Æon Flux is a masterpiece of visible storytelling. Its early episodes are freed from dialogue and as a substitute rely closely on clusters of impressions and shifts in perspective. Influenced by Egon Schiele, the French cartoonist Moebius, and manga artists like Kazuo Umezu and Osamu Tezuka, the creator and director Peter Chung’s model is outlined by expressive traces. He prioritizes evocative character design—elongated, sinewy figures, angular structure—over floor element. The sequence is a mix of fetish content material, basic sci-fi, and, in keeping with some fan theories, Gnostic symbolism. In a single episode, the physique of a soldier is reanimated so his stomach can be utilized to gestate a godlike being with an iridescent halo. In one other, a girl’s shattered vertebra is surgically eliminated, permitting her to rotate her physique a full 360 levels, and changed with a tool that reseals her spinal column with the push of a button. Late within the sequence, Æon clones her personal physique in a biotech laboratory, and, in a campy allusion to Narcissus and his reflection, she kisses her surrogate self as she emerges from a pool of water.
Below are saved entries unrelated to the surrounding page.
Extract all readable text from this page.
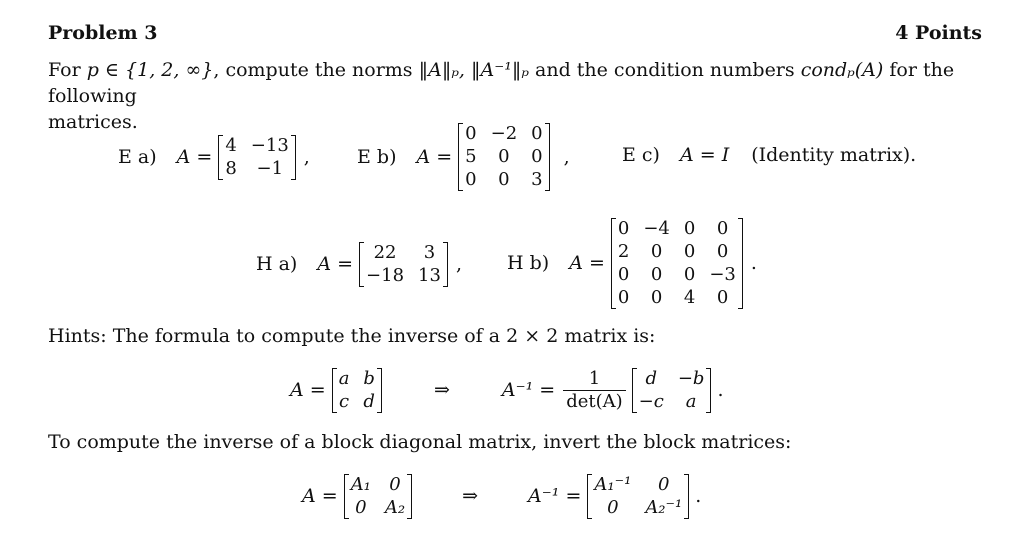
Problem 3	4 Points
For p ∈ {1, 2, ∞}, compute the norms ‖A‖ₚ, ‖A⁻¹‖ₚ and the condition numbers condₚ(A) for the following
matrices.
E a) A =
4 −13
8	−1	, E b) A =
0 −2 0
5	0	0
0	0	3
,	E c) A = I (Identity matrix).
H a) A =
22	3
−18 13 , H b) A =
0 −4 0	0
2	0	0	0
0	0	0 −3
0	0	4	0
.
Hints: The formula to compute the inverse of a 2 × 2 matrix is:
A =
a b
c d	⇒	$A^{-1} = \frac{1}{\det(A)}$	d	−b
−c	a	.
To compute the inverse of a block diagonal matrix, invert the block matrices:
A =
A₁ 0
0 A₂	⇒	A⁻¹ =
A₁⁻¹	0
0	A₂⁻¹ .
Consuming a nonstop stream of photographs like this for just a few hours every morning, beneath my mother and father’ roof as soon as extra, left me feeling delirious and impossibly outdated. However Chung’s characters, with their contortionist acrobatics and cyberpunk experiments, additionally plucked the string inside me that tethers me to my child self, the one who learn books about dystopian futures, kissed ladies of their bed room as soon as their mother and father had gone to sleep, and tried to determine what they needed to do with their physique.